2. Last year: You kept papers and receipts in your wallet or purse until it was ready to burst.
This year: Empty your wallet and purse of receipts, business cards, extra tissues daily. And while you’re at it, form a habit of checking your pockets when you remove that item of clothing. If you don’t want to lose important papers among the grocery receipts, this is a good habit to adopt. Simply recycle, shred or file, as appropriate.
3. Last year: You tossed mail on the table and let it pile up for days.
This year: Sort through mail as soon as it enters your home. Even if you’ve switched most of your documents to paperless, marketing materials such as store mailers, local real estate flyers and supermarket circulars still seem to make their way into our physical mailboxes. To stay ahead of a pileup, sort on the same day that you bring mail into your house. Deal with these items right away: Recycle, shred, file or scan.
4. Last year: You kept unwanted toiletries until they were clearly past their prime.
This year: Multitask while you are brushing your teeth and take a quick assessment of your toiletries drawer. Discard any items that have expired or that you realistically will never use again. If you don’t love that lipstick color, chances are you won’t suddenly change your mind. It serves no purpose for you to hang on to it — even if it was expensive.
5. Last year: You kept gifts that you didn’t need and wouldn’t use out of guilt.
This year: Donate, exchange, return or sell gifts that you don’t love or need. My sister-in-law is a great example of following this habit, and she has done so with gifts I’ve given her that missed the mark. Though I usually put a lot of thought into picking gifts, sometimes I just don’t get it right. When she decides not to keep my gift, I’m not offended. She knows I am well-meaning, and in turn, I wouldn’t want her to keep something she doesn’t like. Plus, because she’s honest with me, I know her better and have become more spot-on with my gift giving. Actually, that’s a good reason to be honest: If you feign love of a gift when you actually don’t love it, you may receive more of the same in the future!

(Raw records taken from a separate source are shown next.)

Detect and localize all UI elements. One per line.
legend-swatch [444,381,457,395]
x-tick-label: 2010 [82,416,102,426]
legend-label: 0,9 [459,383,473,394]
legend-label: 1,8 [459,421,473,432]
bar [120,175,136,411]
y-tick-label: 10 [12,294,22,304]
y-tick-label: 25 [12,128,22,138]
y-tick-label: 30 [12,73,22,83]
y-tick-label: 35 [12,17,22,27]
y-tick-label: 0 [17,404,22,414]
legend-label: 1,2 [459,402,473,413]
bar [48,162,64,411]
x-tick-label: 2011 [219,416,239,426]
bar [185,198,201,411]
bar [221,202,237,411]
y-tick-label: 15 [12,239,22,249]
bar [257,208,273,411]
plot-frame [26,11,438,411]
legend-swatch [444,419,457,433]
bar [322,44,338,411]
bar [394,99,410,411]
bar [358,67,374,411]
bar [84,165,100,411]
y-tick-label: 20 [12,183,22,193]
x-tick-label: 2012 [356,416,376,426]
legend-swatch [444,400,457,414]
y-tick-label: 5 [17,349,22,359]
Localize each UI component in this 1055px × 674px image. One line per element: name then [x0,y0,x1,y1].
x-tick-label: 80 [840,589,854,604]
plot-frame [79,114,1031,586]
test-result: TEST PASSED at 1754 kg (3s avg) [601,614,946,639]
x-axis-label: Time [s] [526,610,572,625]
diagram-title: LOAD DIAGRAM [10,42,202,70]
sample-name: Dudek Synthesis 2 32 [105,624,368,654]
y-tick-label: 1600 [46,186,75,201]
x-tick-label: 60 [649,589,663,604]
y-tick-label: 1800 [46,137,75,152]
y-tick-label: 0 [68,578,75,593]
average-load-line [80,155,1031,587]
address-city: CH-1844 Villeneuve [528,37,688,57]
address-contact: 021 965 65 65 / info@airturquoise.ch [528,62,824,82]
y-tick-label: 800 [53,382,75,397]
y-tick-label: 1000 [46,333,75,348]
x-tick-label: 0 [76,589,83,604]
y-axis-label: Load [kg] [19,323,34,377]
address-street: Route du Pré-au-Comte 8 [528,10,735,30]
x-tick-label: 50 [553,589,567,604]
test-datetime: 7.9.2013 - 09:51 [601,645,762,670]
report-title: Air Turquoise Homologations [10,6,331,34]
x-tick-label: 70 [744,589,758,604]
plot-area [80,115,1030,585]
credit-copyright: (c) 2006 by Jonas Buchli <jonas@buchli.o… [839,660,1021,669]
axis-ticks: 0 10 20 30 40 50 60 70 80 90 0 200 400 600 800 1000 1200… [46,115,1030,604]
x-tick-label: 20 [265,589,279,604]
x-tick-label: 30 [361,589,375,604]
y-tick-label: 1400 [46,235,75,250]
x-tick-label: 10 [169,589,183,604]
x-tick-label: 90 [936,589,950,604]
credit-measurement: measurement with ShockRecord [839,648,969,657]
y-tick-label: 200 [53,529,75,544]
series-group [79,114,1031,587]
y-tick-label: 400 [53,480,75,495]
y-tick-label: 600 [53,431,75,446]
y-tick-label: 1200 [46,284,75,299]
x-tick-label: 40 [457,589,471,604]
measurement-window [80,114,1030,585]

Gifts that don’t come with a gift receipt may still be accepted by retailers in exchange for store credit, though frequently for the current price, which may be lower than what the gift giver paid for it. Clothing, toys and household goods can be donated to nonprofits or sold at a local consignment store.
6. Last year: You earmarked unwanted items for family and friends, assuming they would want your things.

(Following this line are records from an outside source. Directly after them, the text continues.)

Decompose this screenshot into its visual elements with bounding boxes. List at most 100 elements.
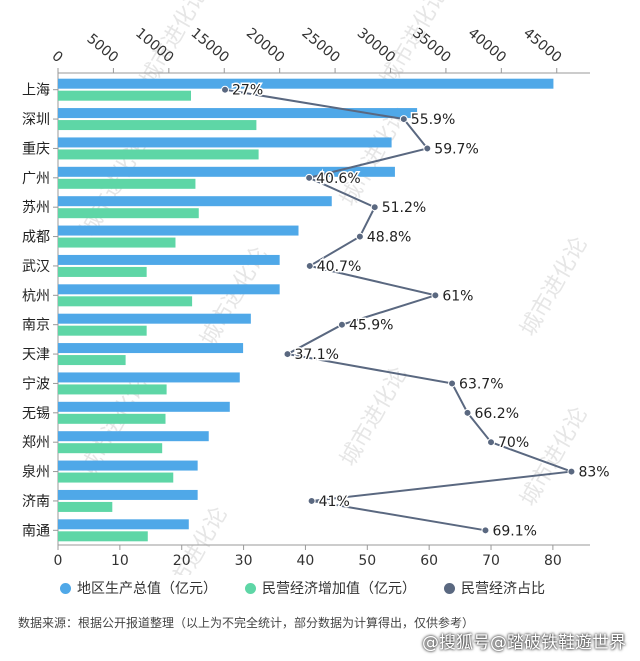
point-private-share [567,467,576,476]
bar-gdp [58,166,395,177]
bar-gdp [58,343,244,354]
bottom-axis-tick-label: 10 [111,553,129,569]
legend-item-private-value[interactable]: 民营经济增加值（亿元） [245,578,416,598]
watermark-text: 城市进化论 [516,233,593,341]
legend-swatch-private-value [245,582,256,594]
bottom-axis-tick-label: 60 [420,553,438,569]
bottom-axis-tick-label: 70 [482,553,500,569]
bottom-axis-tick-label: 0 [54,553,63,569]
watermark-text: 城市进化论 [336,363,413,471]
legend-swatch-private-share [444,582,455,594]
category-label: 苏州 [22,200,50,216]
point-private-share [370,203,379,212]
bottom-axis-tick-label: 80 [544,553,562,569]
bar-gdp [58,284,280,295]
bar-private-value [58,237,176,248]
bar-gdp [58,460,198,471]
point-private-share [448,379,457,388]
legend-label-private-share: 民营经济占比 [461,581,545,597]
bar-private-value [58,443,163,454]
data-label-private-share: 63.7% [459,376,503,392]
top-axis-tick-label: 20000 [243,25,287,66]
bar-gdp [58,108,418,119]
bar-private-value [58,413,166,424]
bar-private-value [58,355,126,366]
category-label: 重庆 [22,141,50,157]
category-label: 天津 [22,347,50,363]
bar-private-value [58,178,196,189]
point-private-share [487,438,496,447]
point-private-share [463,408,472,417]
bottom-axis-tick-label: 20 [173,553,191,569]
bar-gdp [58,519,189,530]
bar-gdp [58,489,198,500]
bottom-axis-tick-label: 50 [358,553,376,569]
bar-private-value [58,149,259,160]
top-axis-tick-label: 30000 [354,25,398,66]
point-private-share [307,496,316,505]
point-private-share [399,115,408,124]
bottom-axis-tick-label: 30 [235,553,253,569]
bar-gdp [58,196,332,207]
bar-gdp [58,401,230,412]
category-label: 武汉 [22,259,50,275]
bar-private-value [58,296,193,307]
line-private-share [224,88,572,532]
point-private-share [337,320,346,329]
bar-private-value [58,501,113,512]
legend: 地区生产总值（亿元） 民营经济增加值（亿元） 民营经济占比 [60,578,545,598]
category-label: 南京 [22,318,50,334]
data-label-private-share: 69.1% [492,523,536,539]
bar-private-value [58,472,174,483]
category-label: 郑州 [22,435,50,451]
bar-private-value [58,266,147,277]
bar-gdp [58,225,299,236]
top-axis-tick-label: 5000 [84,31,122,66]
data-label-private-share: 41% [319,494,350,510]
data-label-private-share: 40.7% [317,259,361,275]
watermark-text: 城市进化论 [516,403,593,511]
brand-watermark: @搜狐号@踏破铁鞋遊世界 [422,633,626,653]
top-axis-tick-label: 25000 [298,25,342,66]
data-label-private-share: 59.7% [434,141,478,157]
bar-gdp [58,78,554,89]
point-private-share [355,232,364,241]
bottom-axis-tick-label: 40 [297,553,315,569]
point-private-share [221,85,230,94]
category-label: 泉州 [22,464,50,481]
legend-item-gdp[interactable]: 地区生产总值（亿元） [60,578,217,598]
data-label-private-share: 37.1% [295,347,339,363]
top-axis-tick-label: 15000 [188,25,232,66]
data-label-private-share: 70% [498,435,529,451]
category-label: 无锡 [22,406,50,422]
top-axis-tick-label: 45000 [520,25,564,66]
bar-private-value [58,120,257,131]
bar-gdp [58,431,209,442]
bar-private-value [58,384,167,395]
bar-gdp [58,372,240,383]
data-label-private-share: 55.9% [411,112,455,128]
data-label-private-share: 48.8% [367,230,411,246]
bar-gdp [58,254,280,265]
bar-gdp [58,313,251,324]
category-label: 广州 [22,171,50,187]
legend-item-private-share[interactable]: 民营经济占比 [444,578,545,598]
data-label-private-share: 51.2% [382,200,426,216]
category-label: 深圳 [22,112,50,128]
data-label-private-share: 61% [442,288,473,304]
top-axis-tick-label: 0 [49,48,66,66]
bar-private-value [58,531,148,542]
watermark-text: 城市进化论 [156,503,233,575]
category-label: 南通 [22,523,50,539]
bar-private-value [58,325,147,336]
category-label: 宁波 [22,375,50,392]
source-note: 数据来源：根据公开报道整理（以上为不完全统计，部分数据为计算得出，仅供参考） [18,616,475,630]
legend-label-gdp: 地区生产总值（亿元） [77,581,217,597]
data-label-private-share: 66.2% [475,406,519,422]
point-private-share [431,291,440,300]
category-label: 成都 [22,230,50,246]
category-label: 上海 [22,83,50,99]
point-private-share [305,173,314,182]
bar-private-value [58,208,199,219]
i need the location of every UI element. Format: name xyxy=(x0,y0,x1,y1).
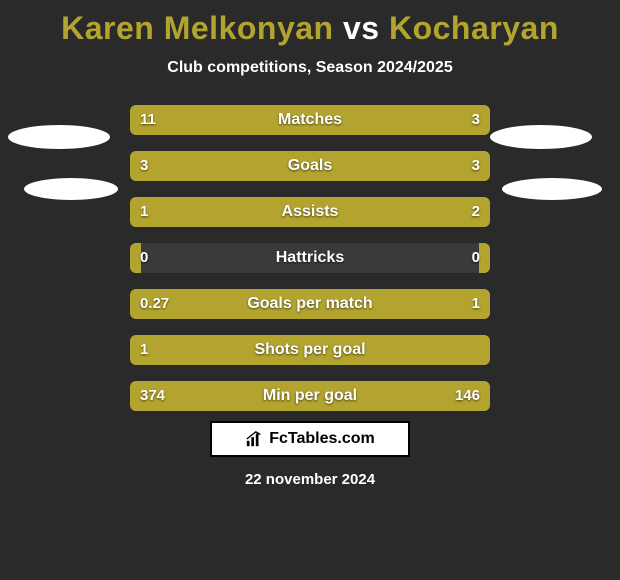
subtitle: Club competitions, Season 2024/2025 xyxy=(0,59,620,77)
stat-row: 12Assists xyxy=(130,197,490,227)
stat-label: Hattricks xyxy=(130,243,490,273)
stat-row: 0.271Goals per match xyxy=(130,289,490,319)
date-text: 22 november 2024 xyxy=(0,471,620,488)
stat-label: Shots per goal xyxy=(130,335,490,365)
infographic-root: Karen Melkonyan vs Kocharyan Club compet… xyxy=(0,0,620,580)
stat-label: Goals per match xyxy=(130,289,490,319)
stat-row: 113Matches xyxy=(130,105,490,135)
page-title: Karen Melkonyan vs Kocharyan xyxy=(0,10,620,47)
source-logo: FcTables.com xyxy=(210,421,410,457)
stat-row: 374146Min per goal xyxy=(130,381,490,411)
stat-label: Assists xyxy=(130,197,490,227)
stat-label: Matches xyxy=(130,105,490,135)
badge-placeholder xyxy=(502,178,602,200)
stat-row: 00Hattricks xyxy=(130,243,490,273)
logo-text: FcTables.com xyxy=(269,430,375,448)
stat-label: Min per goal xyxy=(130,381,490,411)
player2-name: Kocharyan xyxy=(389,10,559,46)
badge-placeholder xyxy=(8,125,110,149)
vs-text: vs xyxy=(343,10,380,46)
player1-name: Karen Melkonyan xyxy=(61,10,333,46)
stat-row: 1Shots per goal xyxy=(130,335,490,365)
badge-placeholder xyxy=(24,178,118,200)
stats-section: 113Matches 33Goals 12Assists 00Hattricks 0.2… xyxy=(0,105,620,411)
stat-label: Goals xyxy=(130,151,490,181)
chart-icon xyxy=(245,430,263,448)
badge-placeholder xyxy=(490,125,592,149)
stat-row: 33Goals xyxy=(130,151,490,181)
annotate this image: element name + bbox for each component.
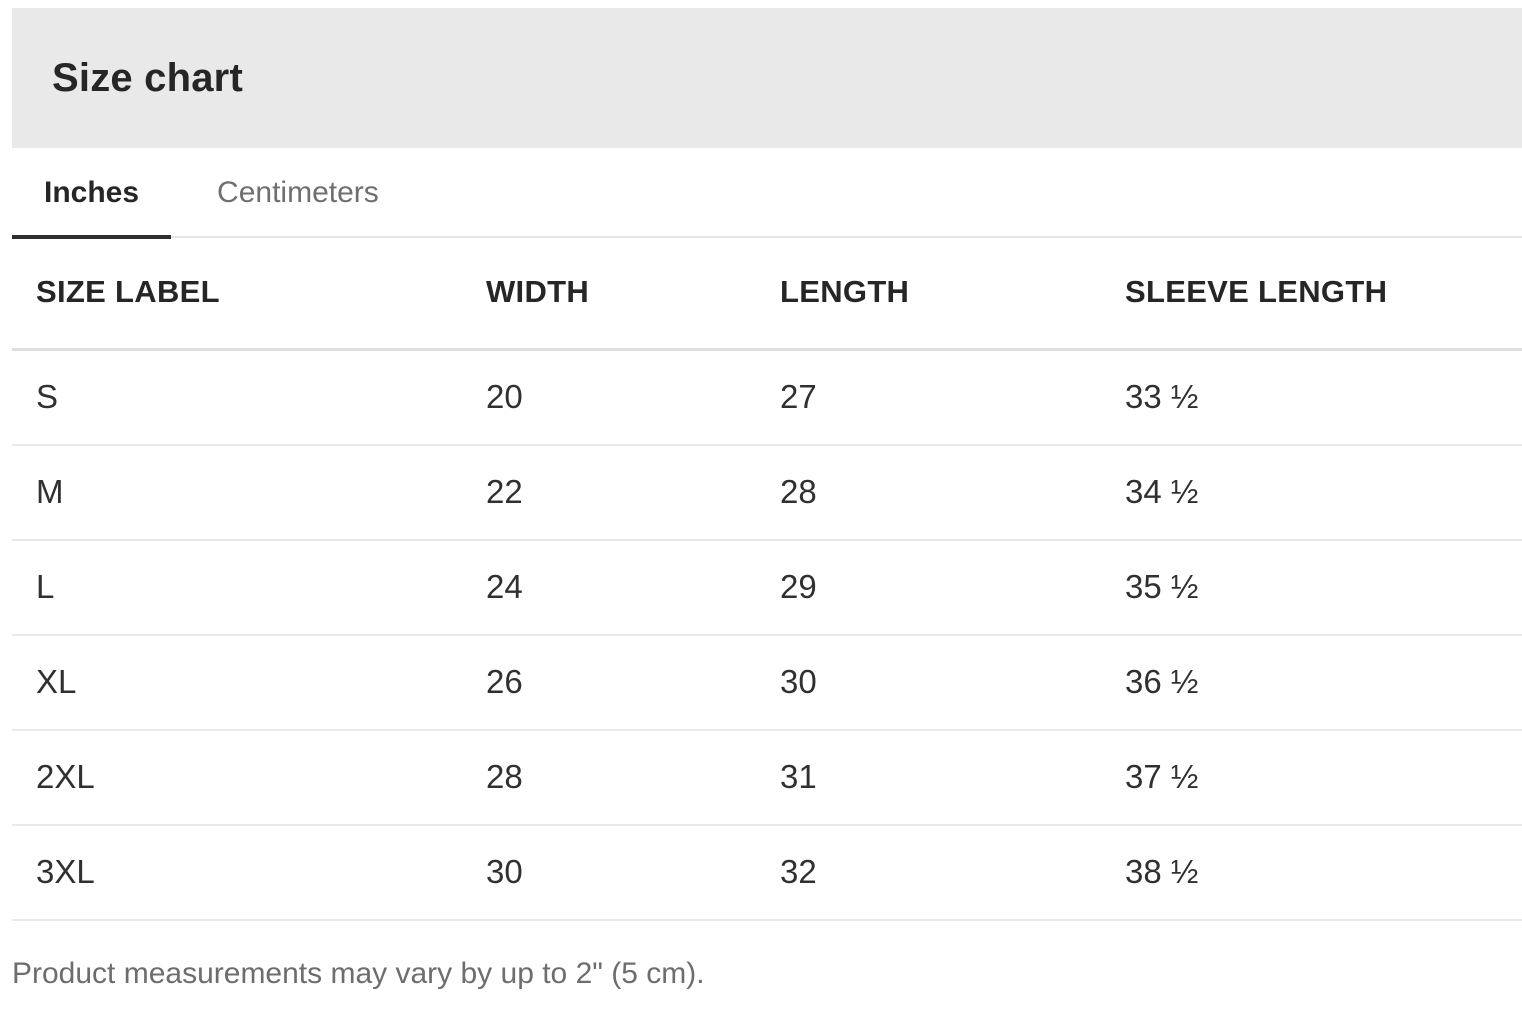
cell-size-label: 3XL bbox=[12, 825, 462, 921]
cell-length: 28 bbox=[756, 445, 1101, 541]
table-header-row: SIZE LABEL WIDTH LENGTH SLEEVE LENGTH bbox=[12, 238, 1522, 351]
table-row: S 20 27 33 ½ bbox=[12, 349, 1522, 446]
tab-centimeters[interactable]: Centimeters bbox=[217, 176, 379, 209]
cell-length: 31 bbox=[756, 730, 1101, 826]
size-chart-header: Size chart bbox=[12, 8, 1522, 148]
cell-size-label: 2XL bbox=[12, 730, 462, 826]
cell-width: 24 bbox=[462, 540, 756, 636]
cell-width: 20 bbox=[462, 349, 756, 446]
table-row: M 22 28 34 ½ bbox=[12, 445, 1522, 541]
column-header-sleeve-length: SLEEVE LENGTH bbox=[1101, 238, 1522, 351]
cell-width: 30 bbox=[462, 825, 756, 921]
cell-width: 26 bbox=[462, 635, 756, 731]
cell-length: 32 bbox=[756, 825, 1101, 921]
table-row: 2XL 28 31 37 ½ bbox=[12, 730, 1522, 826]
cell-sleeve-length: 34 ½ bbox=[1101, 445, 1522, 541]
cell-size-label: S bbox=[12, 349, 462, 446]
cell-size-label: M bbox=[12, 445, 462, 541]
column-header-length: LENGTH bbox=[756, 238, 1101, 351]
cell-sleeve-length: 33 ½ bbox=[1101, 349, 1522, 446]
cell-length: 27 bbox=[756, 349, 1101, 446]
cell-sleeve-length: 36 ½ bbox=[1101, 635, 1522, 731]
size-table: SIZE LABEL WIDTH LENGTH SLEEVE LENGTH S … bbox=[12, 238, 1522, 921]
cell-width: 28 bbox=[462, 730, 756, 826]
page-title: Size chart bbox=[52, 55, 243, 100]
cell-length: 29 bbox=[756, 540, 1101, 636]
cell-sleeve-length: 35 ½ bbox=[1101, 540, 1522, 636]
cell-size-label: XL bbox=[12, 635, 462, 731]
table-row: 3XL 30 32 38 ½ bbox=[12, 825, 1522, 921]
cell-sleeve-length: 37 ½ bbox=[1101, 730, 1522, 826]
size-chart-panel: Size chart Inches Centimeters SIZE LABEL… bbox=[12, 0, 1522, 991]
column-header-width: WIDTH bbox=[462, 238, 756, 351]
table-row: XL 26 30 36 ½ bbox=[12, 635, 1522, 731]
tab-inches[interactable]: Inches bbox=[12, 148, 172, 239]
cell-sleeve-length: 38 ½ bbox=[1101, 825, 1522, 921]
measurement-disclaimer: Product measurements may vary by up to 2… bbox=[12, 957, 705, 990]
cell-length: 30 bbox=[756, 635, 1101, 731]
column-header-size-label: SIZE LABEL bbox=[12, 238, 462, 351]
cell-width: 22 bbox=[462, 445, 756, 541]
cell-size-label: L bbox=[12, 540, 462, 636]
table-row: L 24 29 35 ½ bbox=[12, 540, 1522, 636]
units-tab-bar: Inches Centimeters bbox=[12, 148, 1522, 239]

This year: Send photos first and ask if they actually want or need those items. It’s not uncommon to declutter and want to pass on your beloved items to family and friends. But consider why you are doing this. Is it because you think they will really love it, or because it is worth a lot and you would feel less guilty giving it away if someone you know could enjoy it? Marie Kondo, author of The Life-Changing Magic of Tidying Up, notes that giving your items to friends and family may be your way of avoiding those feelings of guilt and could even be burdensome for the receiver. So ask first.
If they do want your item, be sure it is picked up within a reasonable amount of time; otherwise, your decluttering effort is defeated. I’ve had friends say they want my items, only to forget about them for a couple of months, indicating to me that they really didn’t love them in the first place. Then I know that I can go ahead and donate or sell it.